老人点了一颗烟继续说道:“改造河道的时候,就因为要砍掉这棵树统一换树种,他居然打了管事的,还被拘留,最后都闹到媒体了,这才留下了这棵大柳树。”

这位年逾古稀的老人似乎很喜欢有人聆听他叙旧,丁玲极力的掩饰着自己的迫切心情,她恨不得一下子掏空他的嘴来填满自己对他那三十多年的记忆空白。

今天如果能快走几步,看到的就不会是他打开车门的背影了,为什么自己会远远的迟疑在那琴声中?

是因为今天的衣服穿的太随便?是因为自己没有染发?是因为这膨胀的三维?还是因为五十岁离十五岁太远了?

人们总在感慨光阴似箭,而在丁玲的记忆里这个七月的夜晚好像漫长的一个世纪。

她记得姑妈回奉天的时候曾经说过一件事:就在丁玲被舅舅接回奉天后不久,邻家的阿姨找到姑妈,让姑妈告诉那男孩说自己已经不在人世了,说只要这样他才能好好活着。姑妈是个聪明人,她知道那个高干的家庭是不能混淆界限的,她也从此不在丁玲面前再提起那男孩。
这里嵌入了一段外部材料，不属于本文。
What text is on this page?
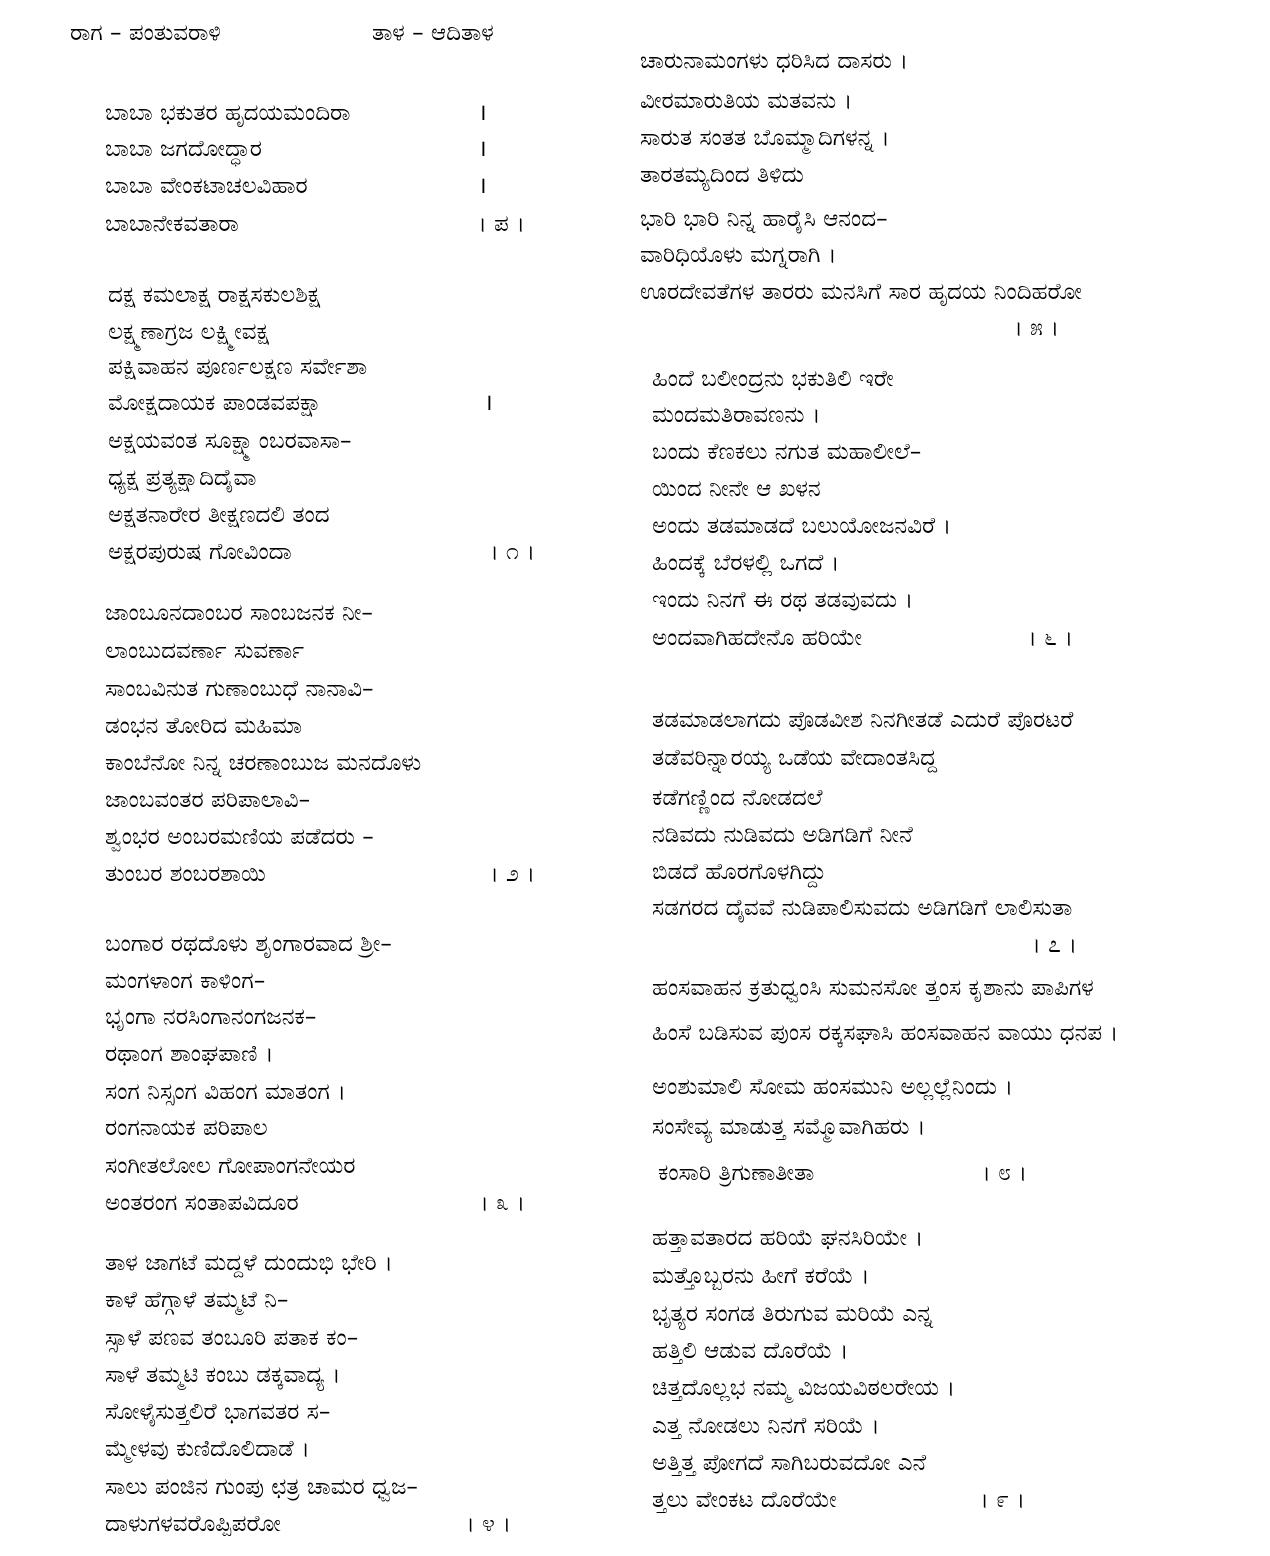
ರಾಗ – ಪಂತುವರಾಳಿ	ತಾಳ – ಆದಿತಾಳ
ಬಾಬಾ ಭಕುತರ ಹೃದಯಮಂದಿರಾ	।
ಬಾಬಾ ಜಗದೋದ್ಧಾರ	।
ಬಾಬಾ ವೇಂಕಟಾಚಲವಿಹಾರ	।
ಬಾಬಾನೇಕವತಾರಾ	। ಪ ।
ದಕ್ಷ ಕಮಲಾಕ್ಷ ರಾಕ್ಷಸಕುಲಶಿಕ್ಷ
ಲಕ್ಷ್ಮಣಾಗ್ರಜ ಲಕ್ಷ್ಮೀವಕ್ಷ
ಪಕ್ಷಿವಾಹನ ಪೂರ್ಣಲಕ್ಷಣ ಸರ್ವೇಶಾ
ಮೋಕ್ಷದಾಯಕ ಪಾಂಡವಪಕ್ಷಾ	।
ಅಕ್ಷಯವಂತ ಸೂಕ್ಷ್ಮಾಂಬರವಾಸಾ–
ಧ್ಯಕ್ಷ ಪ್ರತ್ಯಕ್ಷಾದಿದೈವಾ
ಅಕ್ಷತನಾರೇರ ತೀಕ್ಷಣದಲಿ ತಂದ
ಅಕ್ಷರಪುರುಷ ಗೋವಿಂದಾ	। ೧ ।
ಜಾಂಬೂನದಾಂಬರ ಸಾಂಬಜನಕ ನೀ–
ಲಾಂಬುದವರ್ಣಾ ಸುವರ್ಣಾ
ಸಾಂಬವಿನುತ ಗುಣಾಂಬುಧೆ ನಾನಾವಿ–
ಡಂಭನ ತೋರಿದ ಮಹಿಮಾ
ಕಾಂಬೆನೋ ನಿನ್ನ ಚರಣಾಂಬುಜ ಮನದೊಳು
ಜಾಂಬವಂತರ ಪರಿಪಾಲಾವಿ–
ಶ್ವಂಭರ ಅಂಬರಮಣಿಯ ಪಡೆದರು –
ತುಂಬರ ಶಂಬರಶಾಯಿ	। ೨ ।
ಬಂಗಾರ ರಥದೊಳು ಶೃಂಗಾರವಾದ ಶ್ರೀ–
ಮಂಗಳಾಂಗ ಕಾಳಿಂಗ–
ಭೃಂಗಾ ನರಸಿಂಗಾನಂಗಜನಕ–
ರಥಾಂಗ ಶಾಂಘಪಾಣಿ ।
ಸಂಗ ನಿಸ್ಸಂಗ ವಿಹಂಗ ಮಾತಂಗ ।
ರಂಗನಾಯಕ ಪರಿಪಾಲ
ಸಂಗೀತಲೋಲ ಗೋಪಾಂಗನೇಯರ
ಅಂತರಂಗ ಸಂತಾಪವಿದೂರ	। ೩ ।
ತಾಳ ಜಾಗಟೆ ಮದ್ದಳೆ ದುಂದುಭಿ ಭೇರಿ ।
ಕಾಳೆ ಹೆಗ್ಗಾಳೆ ತಮ್ಮಟೆ ನಿ–
ಸ್ಸಾಳೆ ಪಣವ ತಂಬೂರಿ ಪತಾಕ ಕಂ–
ಸಾಳೆ ತಮ್ಮಟಿ ಕಂಬು ಡಕ್ಕವಾದ್ಯ ।
ಸೋಳೈಸುತ್ತಲಿರೆ ಭಾಗವತರ ಸ–
ಮ್ಮೇಳವು ಕುಣಿದೊಲಿದಾಡೆ ।
ಸಾಲು ಪಂಜಿನ ಗುಂಪು ಛತ್ರ ಚಾಮರ ಧ್ವಜ–
ದಾಳುಗಳವರೊಪ್ಪಿಪರೋ	। ೪ ।
ಚಾರುನಾಮಂಗಳು ಧರಿಸಿದ ದಾಸರು ।
ವೀರಮಾರುತಿಯ ಮತವನು ।
ಸಾರುತ ಸಂತತ ಬೊಮ್ಮಾದಿಗಳನ್ನ ।
ತಾರತಮ್ಯದಿಂದ ತಿಳಿದು
ಭಾರಿ ಭಾರಿ ನಿನ್ನ ಹಾರೈಸಿ ಆನಂದ–
ವಾರಿಧಿಯೊಳು ಮಗ್ನರಾಗಿ ।
ಊರದೇವತೆಗಳ ತಾರರು ಮನಸಿಗೆ ಸಾರ ಹೃದಯ ನಿಂದಿಹರೋ
। ೫ ।
ಹಿಂದೆ ಬಲೀಂದ್ರನು ಭಕುತಿಲಿ ಇರೇ
ಮಂದಮತಿರಾವಣನು ।
ಬಂದು ಕೆಣಕಲು ನಗುತ ಮಹಾಲೀಲೆ–
ಯಿಂದ ನೀನೇ ಆ ಖಳನ
ಅಂದು ತಡಮಾಡದೆ ಬಲುಯೋಜನವಿರೆ ।
ಹಿಂದಕ್ಕೆ ಬೆರಳಲ್ಲಿ ಒಗದೆ ।
ಇಂದು ನಿನಗೆ ಈ ರಥ ತಡವುವದು ।
ಅಂದವಾಗಿಹದೇನೊ ಹರಿಯೇ	। ೬ ।
ತಡಮಾಡಲಾಗದು ಪೊಡವೀಶ ನಿನಗೀತಡೆ ಎದುರೆ ಪೊರಟರೆ
ತಡೆವರಿನ್ನಾರಯ್ಯ ಒಡೆಯ ವೇದಾಂತಸಿದ್ದ
ಕಡೆಗಣ್ಣಿಂದ ನೋಡದಲೆ
ನಡಿವದು ನುಡಿವದು ಅಡಿಗಡಿಗೆ ನೀನೆ
ಬಿಡದೆ ಹೊರಗೊಳಗಿದ್ದು
ಸಡಗರದ ದೈವವೆ ನುಡಿಪಾಲಿಸುವದು ಅಡಿಗಡಿಗೆ ಲಾಲಿಸುತಾ
। ೭ ।
ಹಂಸವಾಹನ ಕ್ರತುಧ್ವಂಸಿ ಸುಮನಸೋ ತ್ತಂಸ ಕೃಶಾನು ಪಾಪಿಗಳ
ಹಿಂಸೆ ಬಡಿಸುವ ಪುಂಸ ರಕ್ಕಸಘಾಸಿ ಹಂಸವಾಹನ ವಾಯು ಧನಪ ।
ಅಂಶುಮಾಲಿ ಸೋಮ ಹಂಸಮುನಿ ಅಲ್ಲಲ್ಲೆನಿಂದು ।
ಸಂಸೇವ್ಯ ಮಾಡುತ್ತ ಸಮ್ಮೊವಾಗಿಹರು ।
ಕಂಸಾರಿ ತ್ರಿಗುಣಾತೀತಾ	। ೮ ।
ಹತ್ತಾವತಾರದ ಹರಿಯೆ ಘನಸಿರಿಯೇ ।
ಮತ್ತೊಬ್ಬರನು ಹೀಗೆ ಕರೆಯೆ ।
ಭೃತ್ಯರ ಸಂಗಡ ತಿರುಗುವ ಮರಿಯೆ ಎನ್ನ
ಹತ್ತಿಲಿ ಆಡುವ ದೊರೆಯೆ ।
ಚಿತ್ತದೊಲ್ಲಭ ನಮ್ಮ ವಿಜಯವಿಠಲರೇಯ ।
ಎತ್ತ ನೋಡಲು ನಿನಗೆ ಸರಿಯೆ ।
ಅತ್ತಿತ್ತ ಪೋಗದೆ ಸಾಗಿಬರುವದೋ ಎನೆ
ತ್ತಲು ವೇಂಕಟ ದೊರೆಯೇ	। ೯ ।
或许在他的记忆力,丁玲早已经住在了天堂,可这样的夜,会是做梦的好时候吗?

从没这样盼望过黄昏,丁玲用了一天的时间在镜子前检测自己,最后她还是拿起了长焦广角镜头,安在了相机上。

随风传来的是《金枝欲孽》的背景音乐《无悔》,丁玲怎么也想不到自己天天在网上跟听的二胡曲。居然流淌在他的琴弦上,这如泣如诉的悲啼,在小城日落的黄昏中推开谁吱吱呀呀的记忆门扇?他还是那般的伟岸俊朗吗?

丁玲缓缓的举起了沉重的相机,她努力的拉近镜头,却被那双忧郁茫然的双眸所牵动,脚步不由自主的向前迈进,又迈进。

由于目光聚焦在镜头里,她居然被前面一块凸起的石板绊倒在地,即使她再优雅也还是狼狈的失神尖叫了一声。

众人都万分惊讶:怎么这么凑巧?琴弦上猛地奏出了一个和声,而后戛然而止。

那拉琴的人迅速放下手中的二胡,飞一样的狂奔过来,丁玲还没来得及想好该怎么办,他已经一把抓住她的胳膊,声音低沉而颤抖的问道:

“为什么骗我?为什么说你不在了?”

“你认错人了吧?”丁玲努力镇定的说道。

“我不用认人,我只认声音,我是拉琴的人,你的每一个声音我都能在琴弦上找到,我的耳朵不会欺骗我的,你就是丁玲!”